В конце стола сидел старик, закутанный в длинную хламиду; на голове у
него была черная бархатная шапочка, отороченная широким мехом; очки его были
так велики, что почти закрывали лицо; он тревожно переворачивал какие-то
свитки пергамента, и руки его дрожали; потом, схватив костлявыми желтыми
пальцами другой руки лежавший на столе череп, он обратился к нему с
какими-то проникновенными словами. Все страхи мои словно рассеялись, их
сменила еще более страшная мысль, что я сделался свидетелем какой-то
дьявольской ворожбы. Я все еще продолжал стоять на коленях, когда долгое
время сдерживаемое дыхание вырвалось из меня стоном, который сразу же достиг
слуха человека, сидевшего у стола. Неизбежное в старости ослабление слуха
восполнялось в нем привычкой всегда быть настороже. Не успел я опомниться,
как дверь распахнулась, и меня схватила за руку его сильная, хоть и
высушенная временем рука; мне сразу представилось, что я попал в лапы
дьявола.
Дверь закрыли и заперли на засов. Зловещая фигура стояла теперь надо
мной (я упал и лежал на полу).
- Кто ты такой и зачем явился сюда? - вопросил глухой голос.
Я не знал, что ответить, и в безмолвии своем только пристально взирал
на скелеты и на все остальное, что окружало меня в этом страшном подземелье.
- Постой, - услышал я, - ты же, наверное, голоден, и тебе надо
подкрепиться. Выпей-ка вот из этой чаши, напиток этот освежит тебя как вино;
право же, он пройдет по кишкам твоим легко как вода, и как маслом смажет
твои суставы.
С этими словами он протянул мне чашу со странного вида жидкостью. Я
оттолкнул его руку и не стал пить: я был убежден, что в чаше у него
колдовское зелье, все страхи мои отступили перед самым страшным - попасть в
рабство к дьяволу и сделаться жертвой одного из его посланцев, каким мне
показалось это странное существо.

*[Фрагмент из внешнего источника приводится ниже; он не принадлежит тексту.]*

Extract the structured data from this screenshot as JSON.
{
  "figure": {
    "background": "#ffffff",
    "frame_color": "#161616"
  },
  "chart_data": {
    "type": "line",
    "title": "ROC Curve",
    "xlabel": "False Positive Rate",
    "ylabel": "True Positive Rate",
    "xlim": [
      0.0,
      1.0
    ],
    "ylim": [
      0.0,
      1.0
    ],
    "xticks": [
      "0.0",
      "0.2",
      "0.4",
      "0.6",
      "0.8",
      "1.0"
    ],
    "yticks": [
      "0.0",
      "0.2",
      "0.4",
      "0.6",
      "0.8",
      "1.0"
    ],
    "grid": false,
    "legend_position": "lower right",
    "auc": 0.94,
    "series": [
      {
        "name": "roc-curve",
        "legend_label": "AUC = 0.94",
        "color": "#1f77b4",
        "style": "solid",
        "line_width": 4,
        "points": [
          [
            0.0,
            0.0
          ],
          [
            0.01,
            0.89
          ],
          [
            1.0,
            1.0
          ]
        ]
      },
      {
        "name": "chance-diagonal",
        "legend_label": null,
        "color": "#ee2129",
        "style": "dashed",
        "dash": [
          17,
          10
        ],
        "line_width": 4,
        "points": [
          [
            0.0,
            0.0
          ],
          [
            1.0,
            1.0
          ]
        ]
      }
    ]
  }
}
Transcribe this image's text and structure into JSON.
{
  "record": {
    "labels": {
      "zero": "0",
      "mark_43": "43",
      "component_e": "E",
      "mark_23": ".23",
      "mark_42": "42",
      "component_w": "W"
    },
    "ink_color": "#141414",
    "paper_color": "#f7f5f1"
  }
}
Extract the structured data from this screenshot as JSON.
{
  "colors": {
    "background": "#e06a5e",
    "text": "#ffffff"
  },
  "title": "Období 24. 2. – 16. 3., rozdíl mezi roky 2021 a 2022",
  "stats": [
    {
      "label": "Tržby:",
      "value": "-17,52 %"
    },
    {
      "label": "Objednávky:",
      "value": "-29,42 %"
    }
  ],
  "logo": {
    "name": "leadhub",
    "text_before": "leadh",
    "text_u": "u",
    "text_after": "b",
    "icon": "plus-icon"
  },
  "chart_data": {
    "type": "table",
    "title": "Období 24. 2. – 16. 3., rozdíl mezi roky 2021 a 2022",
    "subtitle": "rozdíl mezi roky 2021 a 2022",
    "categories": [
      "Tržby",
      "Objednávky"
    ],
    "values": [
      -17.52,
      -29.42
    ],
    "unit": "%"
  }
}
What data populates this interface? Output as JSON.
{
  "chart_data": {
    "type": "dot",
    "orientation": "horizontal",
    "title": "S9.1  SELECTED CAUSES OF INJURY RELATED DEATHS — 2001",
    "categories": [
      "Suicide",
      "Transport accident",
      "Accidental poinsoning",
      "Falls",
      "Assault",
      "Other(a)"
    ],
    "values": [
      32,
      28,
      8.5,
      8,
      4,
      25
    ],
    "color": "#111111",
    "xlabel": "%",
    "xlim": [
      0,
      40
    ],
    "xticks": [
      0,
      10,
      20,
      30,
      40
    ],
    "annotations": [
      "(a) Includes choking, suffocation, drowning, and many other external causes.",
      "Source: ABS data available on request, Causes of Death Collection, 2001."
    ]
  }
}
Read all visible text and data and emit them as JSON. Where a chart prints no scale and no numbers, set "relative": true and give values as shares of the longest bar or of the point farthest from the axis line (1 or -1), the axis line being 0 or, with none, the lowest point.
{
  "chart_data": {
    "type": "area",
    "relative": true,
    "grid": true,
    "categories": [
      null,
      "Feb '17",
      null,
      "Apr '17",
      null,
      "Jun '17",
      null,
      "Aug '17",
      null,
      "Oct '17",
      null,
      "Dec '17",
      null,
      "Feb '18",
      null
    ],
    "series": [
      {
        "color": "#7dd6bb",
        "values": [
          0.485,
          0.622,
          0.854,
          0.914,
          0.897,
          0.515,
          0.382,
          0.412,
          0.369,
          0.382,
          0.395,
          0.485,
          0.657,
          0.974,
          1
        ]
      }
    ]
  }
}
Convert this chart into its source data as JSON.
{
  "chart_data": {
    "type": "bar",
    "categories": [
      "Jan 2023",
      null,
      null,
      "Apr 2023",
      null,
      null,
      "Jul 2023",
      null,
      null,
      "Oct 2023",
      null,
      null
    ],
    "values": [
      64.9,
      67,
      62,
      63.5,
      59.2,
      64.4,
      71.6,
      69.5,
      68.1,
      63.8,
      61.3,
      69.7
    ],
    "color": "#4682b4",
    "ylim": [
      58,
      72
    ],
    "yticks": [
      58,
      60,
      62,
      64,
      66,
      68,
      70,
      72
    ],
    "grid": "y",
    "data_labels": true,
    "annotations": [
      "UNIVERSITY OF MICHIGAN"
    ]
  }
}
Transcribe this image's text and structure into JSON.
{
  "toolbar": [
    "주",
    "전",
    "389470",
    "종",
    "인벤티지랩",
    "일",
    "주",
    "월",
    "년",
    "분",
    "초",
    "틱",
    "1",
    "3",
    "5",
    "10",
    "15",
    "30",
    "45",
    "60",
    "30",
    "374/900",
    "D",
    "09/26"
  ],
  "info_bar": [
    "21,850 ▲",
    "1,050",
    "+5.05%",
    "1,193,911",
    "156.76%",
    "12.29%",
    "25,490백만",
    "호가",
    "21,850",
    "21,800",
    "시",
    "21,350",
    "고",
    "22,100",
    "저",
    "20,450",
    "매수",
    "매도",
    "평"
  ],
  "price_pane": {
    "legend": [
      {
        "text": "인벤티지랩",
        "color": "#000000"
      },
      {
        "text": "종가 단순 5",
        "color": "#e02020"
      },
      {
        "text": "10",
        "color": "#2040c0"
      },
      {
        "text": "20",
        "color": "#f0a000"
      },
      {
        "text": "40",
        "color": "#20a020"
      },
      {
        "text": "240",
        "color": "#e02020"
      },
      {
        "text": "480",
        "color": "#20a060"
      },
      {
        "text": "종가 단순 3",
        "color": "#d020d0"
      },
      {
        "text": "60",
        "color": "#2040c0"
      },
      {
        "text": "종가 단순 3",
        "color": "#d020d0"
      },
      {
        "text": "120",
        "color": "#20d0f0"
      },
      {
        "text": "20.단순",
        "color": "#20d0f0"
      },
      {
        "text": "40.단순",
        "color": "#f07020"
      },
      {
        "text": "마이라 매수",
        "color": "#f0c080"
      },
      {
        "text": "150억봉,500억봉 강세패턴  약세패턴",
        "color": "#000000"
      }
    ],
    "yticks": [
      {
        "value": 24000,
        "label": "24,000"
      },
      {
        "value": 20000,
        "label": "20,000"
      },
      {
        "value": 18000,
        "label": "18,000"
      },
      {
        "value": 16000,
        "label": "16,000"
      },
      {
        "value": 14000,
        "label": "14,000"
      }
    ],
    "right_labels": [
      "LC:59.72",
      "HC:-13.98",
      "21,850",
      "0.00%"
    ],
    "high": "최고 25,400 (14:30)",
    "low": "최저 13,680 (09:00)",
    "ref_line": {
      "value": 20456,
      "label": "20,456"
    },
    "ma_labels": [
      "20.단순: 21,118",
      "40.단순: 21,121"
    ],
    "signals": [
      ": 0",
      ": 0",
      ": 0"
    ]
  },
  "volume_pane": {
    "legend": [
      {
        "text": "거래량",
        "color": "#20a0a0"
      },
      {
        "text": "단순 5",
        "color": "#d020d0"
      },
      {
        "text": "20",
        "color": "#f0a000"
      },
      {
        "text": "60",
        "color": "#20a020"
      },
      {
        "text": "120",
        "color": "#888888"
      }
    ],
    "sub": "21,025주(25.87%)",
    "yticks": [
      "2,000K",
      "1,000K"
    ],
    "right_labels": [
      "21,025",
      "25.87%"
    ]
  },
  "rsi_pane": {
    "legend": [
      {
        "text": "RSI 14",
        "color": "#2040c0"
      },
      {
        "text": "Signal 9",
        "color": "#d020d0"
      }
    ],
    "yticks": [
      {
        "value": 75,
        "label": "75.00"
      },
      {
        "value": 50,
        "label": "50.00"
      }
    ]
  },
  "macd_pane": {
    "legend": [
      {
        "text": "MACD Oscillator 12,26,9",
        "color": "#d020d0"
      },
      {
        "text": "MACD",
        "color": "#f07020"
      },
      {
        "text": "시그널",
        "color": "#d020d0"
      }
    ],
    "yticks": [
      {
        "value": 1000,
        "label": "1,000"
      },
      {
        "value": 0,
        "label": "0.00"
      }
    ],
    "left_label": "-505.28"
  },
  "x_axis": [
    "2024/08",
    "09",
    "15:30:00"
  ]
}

И я стал призывать на помощь Спасителя и
всех святых и, всякий раз осеняя себя крестным знамением, восклицал:
- Отыди, искуситель, побереги свое адское зелье для нечестивых губ
твоих бесенят или проглоти его сам. Я только что вырвался из рук
инквизиторов, но в тысячу раз лучше мне было бы вернуться и принести им себя
в жертву, нежели становиться твоей жертвой: ничего я так не боюсь, как твоих
милостей. Даже в тюрьме Святой Инквизиции, где перед глазами у меня уже
полыхал костер, а тело мое заковывали в цепь, чтобы привязать к столбу, я
находил в себе силы пережить все самое страшное для человека, но я ни за что
бы не поступился спасением души ради того, чтобы этих ужасов избежать. Мне
было дано выбирать, и я выбрал, и не мог бы поступить иначе, если бы все это
повторилось снова и снова, даже если бы в конце концов меня действительно
привязали к столбу и разожгли подо мною костер.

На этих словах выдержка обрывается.